Lexicon of fibers and materials

Acetate: synthetic fibber made from the cellulose which dissolves in the acetone. Ersatz of the silk and the satin (for linings (stand-in) or brilliant tuxedos) was especially used in the forties and fifty as Cloth. It gives a silky aspect and returns the pleasant touch.

Acrylic: completely synthetic fibber which results from some mixture between the ammonia water and the by-product of the oil. It is generally mixed in the wool or as a replacement of this one (especially for the stitch). 

Alcantara: synthetic material looking like the deer, insensible in the water and in the dust, but staying, contrary in the real leather, stiff and giving a stiff shape to the jackets. 

Alpaca: fibber made from the hair of certain lamas, especially used in mixture with the wool. The alpaca is fine, soft and brillant. 

Angora: fibber resulting from the hair of the rabbit and the Angora goat, used in knitting’s or fabrics of soft and luxurious aspect, to which these hairs give an additional inflation. The angora is also used in felt hats. 

Astrakhan: fur of young lambs with curly hairs. 

Bamboo: ultrafine fibbers in the extraordinary properties. They are ultra-soft, of silky aspect and four times as absorbent as some cotton. Ultimate perfection, the bamboo possesses natural antibacterial elements, what makes it particularly healthy. Even after numerous washes it keeps its properties. 

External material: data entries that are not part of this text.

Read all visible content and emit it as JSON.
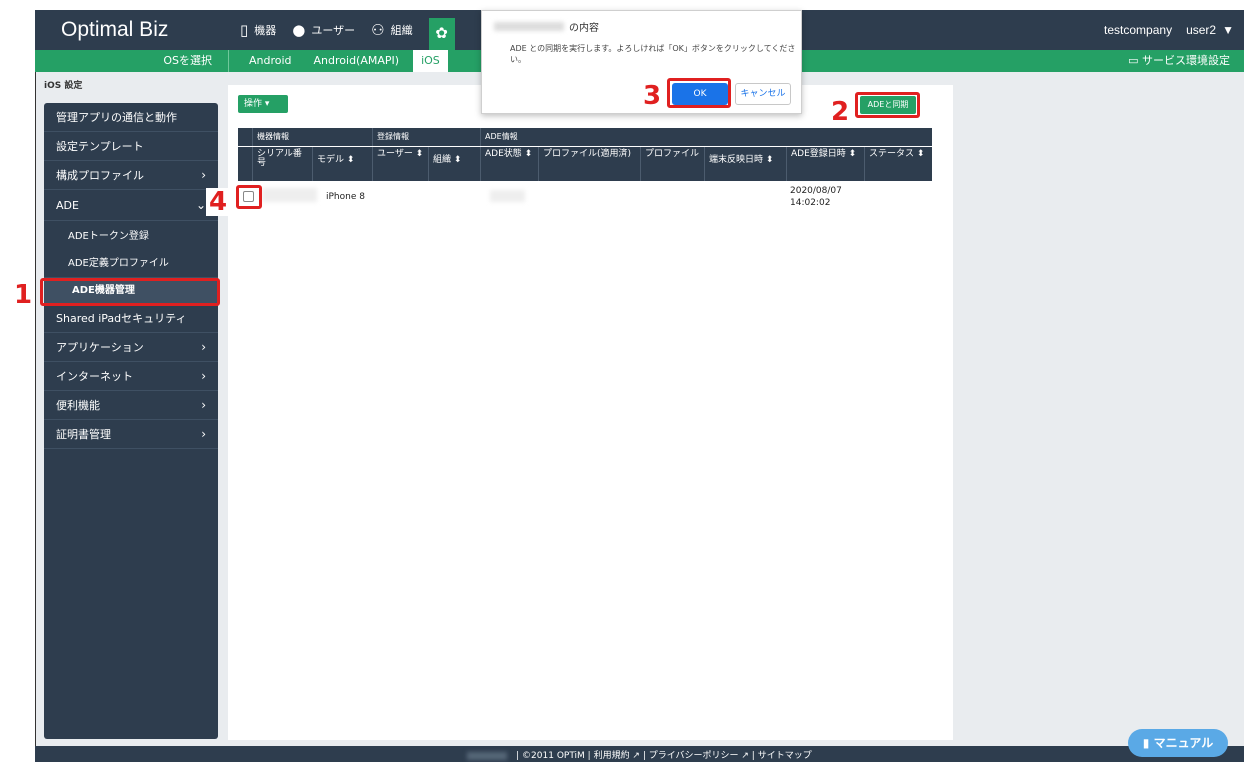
{
  "header": {
    "brand": "Optimal Biz",
    "nav": [
      {
        "icon": "device-icon",
        "label": "機器"
      },
      {
        "icon": "user-icon",
        "label": "ユーザー"
      },
      {
        "icon": "group-icon",
        "label": "組織"
      }
    ],
    "company": "testcompany",
    "user": "user2"
  },
  "subbar": {
    "os_select": "OSを選択",
    "tabs": [
      "Android",
      "Android(AMAPI)",
      "iOS"
    ],
    "service_setting": "サービス環境設定"
  },
  "sidebar": {
    "section_title": "iOS 設定",
    "items": [
      {
        "label": "管理アプリの通信と動作"
      },
      {
        "label": "設定テンプレート"
      },
      {
        "label": "構成プロファイル"
      },
      {
        "label": "ADE"
      },
      {
        "label": "ADEトークン登録"
      },
      {
        "label": "ADE定義プロファイル"
      },
      {
        "label": "ADE機器管理"
      },
      {
        "label": "Shared iPadセキュリティ"
      },
      {
        "label": "アプリケーション"
      },
      {
        "label": "インターネット"
      },
      {
        "label": "便利機能"
      },
      {
        "label": "証明書管理"
      }
    ]
  },
  "toolbar": {
    "operation": "操作 ▾",
    "sync": "ADEと同期"
  },
  "table": {
    "groups": [
      "機器情報",
      "登録情報",
      "ADE情報"
    ],
    "columns": [
      "シリアル番号",
      "モデル ⬍",
      "ユーザー ⬍",
      "組織 ⬍",
      "ADE状態 ⬍",
      "プロファイル(適用済)",
      "プロファイル",
      "端末反映日時 ⬍",
      "ADE登録日時 ⬍",
      "ステータス ⬍"
    ],
    "rows": [
      {
        "model": "iPhone 8",
        "registered_date": "2020/08/07",
        "registered_time": "14:02:02"
      }
    ]
  },
  "dialog": {
    "title": "の内容",
    "message": "ADE との同期を実行します。よろしければ「OK」ボタンをクリックしてください。",
    "ok": "OK",
    "cancel": "キャンセル"
  },
  "annotations": [
    "1",
    "2",
    "3",
    "4"
  ],
  "footer": {
    "text": "| ©2011 OPTiM | 利用規約 ↗ | プライバシーポリシー ↗ | サイトマップ"
  },
  "manual_button": "マニュアル",
  "colors": {
    "navy": "#2e3d4e",
    "green": "#25a065",
    "annotation_red": "#e02020",
    "ok_blue": "#1a73e8"
  }
}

Cashmere: extremely fine Wool of the Kashmir goat, an expensive, soft and elastic material, with a luxurious brightness. This wool was originally used for regional coloured weavings. 

Cellulosic: any natural fibber of vegetable origin (cotton, linen, jute, hemp), and any artificial fibber derived of some cellulose (viscose, acetate, sorting acetate, modal verb, rayon, lyocell) 

Hemp: vegetable fibber extracted from the bark ' cannabis sativa '; (unrefined clothing, ropes) 

Camelhair: it is the hair of the animal mixed generally in some wool, very soft and pleasant to the touch, used in coats and blazers. Light Brown coloured in dark Brown. 

Cheviot: kind of unrefined wool of the English and Scottish sheeps (muttons). This term is at present used for the other rough woolen weavings. 

Coolmax: with this fabric anti-perspiration to keep you the body for the cool and for the dry, while evacuating the perspiration. Used also for underwear. 

Cotton: natural fibber in the high, flexible, elastic absorption power, the good mechanical resistance, the wash and easy stain removal. Insensible in the static electricity, the pleasant touch, the easy dye. It quickly takes offence, is sensitive to moulds, important shrinkage.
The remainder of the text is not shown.